Now that BEVs have reached the point that they cost less to own than ICVs the window is closing for alternatives. We are pretty much at the tipping point right now. The only barrier is the capital cost, but consolidation and easy money reduce that barrier, so I wouldn't at all be surprised to see large delivery fleets buying all the BEV trucks they can get their hands on starting sometime in the next few years once they get comfortable with them through the many ongoing pilot programs.
posted by wierdo at 3:21 PM on October 19, 2020 [2 favorites]


Having checked, Sweden's emissions per capita are less than France's but Denmark's are higher.

Yeah, my issue was more with the "mostly gas" characterisation, when we're mostly coal and literal trash fires, aside from the renewables (which is mostly burning biomass, which is not entirely unproblematic for emissions...)
posted by Dysk at 8:50 PM on October 19, 2020


When building around humans, things that can be induced to go kaboom have been and remain a huge liability.

This includes batteries BTW. Airlines would really, really prefer that no one take a battery on an airplane, ever. Obviously passengers get special treatment, but we're finding it increasingly difficult to ship even lead-acid gel cells by air cargo anymore (scientific instruments and safety equipment mostly), let alone any lithium chemistry cells. Batteries (and big capacitors) are a lot more dangerous than many credit them for.
posted by bonehead at 9:12 AM on October 20, 2020


If you want to drive a heavy lorry 16 hours almost continuously

You can't legally in the EU.
posted by MartinWisse at 1:01 PM on October 20, 2020


Team driving is illegal in the EU?

That surprises me, though I think it's a perfectly fine way to push freight onto rail, which is far less polluting, less dangerous, and more economical in terms of infrastructure maintenance. BEV trucks only address one of the many issues with long distance road freight, sadly.
posted by wierdo at 6:52 PM on October 21, 2020 [1 favorite]

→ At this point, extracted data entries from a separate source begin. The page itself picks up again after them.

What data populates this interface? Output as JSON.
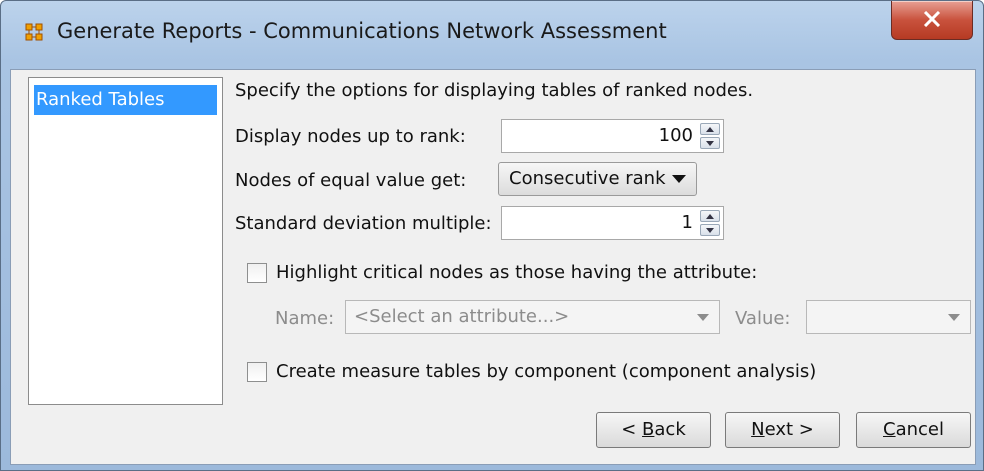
{
  "window": {
    "title": "Generate Reports - Communications Network Assessment",
    "close_label": "X"
  },
  "sidebar": {
    "items": [
      {
        "label": "Ranked Tables",
        "selected": true
      }
    ]
  },
  "main": {
    "description": "Specify the options for displaying tables of ranked nodes.",
    "rank": {
      "label": "Display nodes up to rank:",
      "value": "100"
    },
    "equal": {
      "label": "Nodes of equal value get:",
      "selected": "Consecutive rank"
    },
    "stddev": {
      "label": "Standard deviation multiple:",
      "value": "1"
    },
    "highlight": {
      "label": "Highlight critical nodes as those having the attribute:",
      "checked": false,
      "name_label": "Name:",
      "name_placeholder": "<Select an attribute...>",
      "value_label": "Value:",
      "value_value": ""
    },
    "component": {
      "label": "Create measure tables by component (component analysis)",
      "checked": false
    }
  },
  "buttons": {
    "back": {
      "prefix": "< ",
      "mnemonic": "B",
      "rest": "ack"
    },
    "next": {
      "mnemonic": "N",
      "rest": "ext >"
    },
    "cancel": {
      "mnemonic": "C",
      "rest": "ancel"
    }
  },
  "colors": {
    "selection": "#3399ff",
    "close_button": "#c9523d",
    "frame": "#a9c4e3"
  }
}
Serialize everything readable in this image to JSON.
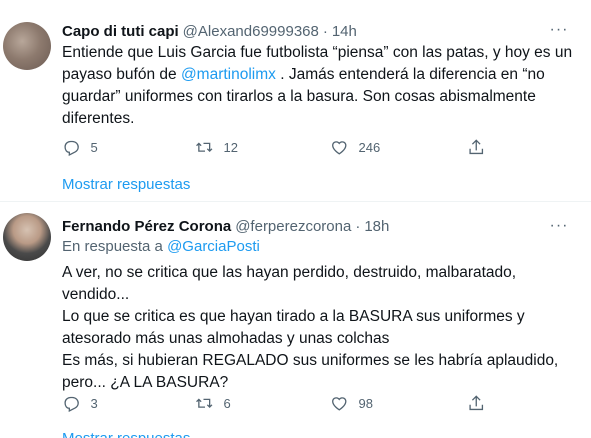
{
  "tweets": [
    {
      "name": "Capo di tuti capi",
      "handle": "@Alexand69999368",
      "time": "14h",
      "body_parts": [
        "Entiende que Luis Garcia fue futbolista “piensa” con las patas, y hoy es un payaso bufón de ",
        "@martinolimx",
        " . Jamás entenderá la diferencia en “no guardar” uniformes con tirarlos a la basura. Son cosas abismalmente diferentes."
      ],
      "replies": "5",
      "retweets": "12",
      "likes": "246",
      "show_replies": "Mostrar respuestas"
    },
    {
      "name": "Fernando Pérez Corona",
      "handle": "@ferperezcorona",
      "time": "18h",
      "reply_prefix": "En respuesta a ",
      "reply_to": "@GarciaPosti",
      "body_lines": [
        "A ver, no se critica que las hayan perdido, destruido, malbaratado, vendido...",
        "Lo que se critica es que hayan tirado a la BASURA sus uniformes y atesorado más unas almohadas y unas colchas",
        "Es más, si hubieran REGALADO sus uniformes se les habría aplaudido, pero... ¿A LA BASURA?"
      ],
      "replies": "3",
      "retweets": "6",
      "likes": "98",
      "show_replies": "Mostrar respuestas"
    }
  ],
  "colors": {
    "link": "#1d9bf0",
    "secondary": "#536471",
    "text": "#0f1419"
  }
}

Team driving is illegal in the EU?

No, but the driver still has to take a 20min break every 3 or 4 hours. And trucks cannot legally drive faster than 100 Km/h (roughly 65mph) (and in some places not at all on Sundays)- it could well be less economical to have team driving than to adjust your scheduling.
posted by From Bklyn at 10:37 PM on October 21, 2020


It's not that team driving is illegal, but there is a balance between:
-Labour costs
-Capital costs of vehicle
-Vehicle utilisation
-Vehicle operating costs
-Time to deliver freight

EU labour costs are high so only for very time-sensitive cargo would you do this rather than have one driver and take breaks.

Incidentally, almost everywhere has mandated rest breaks. In the US they're every 8 hours federally although some operators may have insurance-mandated more frequent rest breaks.

I imagine this would make the optimisation slightly different in the US than in the EU but in both cases it is not a foregone conclusion that there would be a role for H2 in trucking.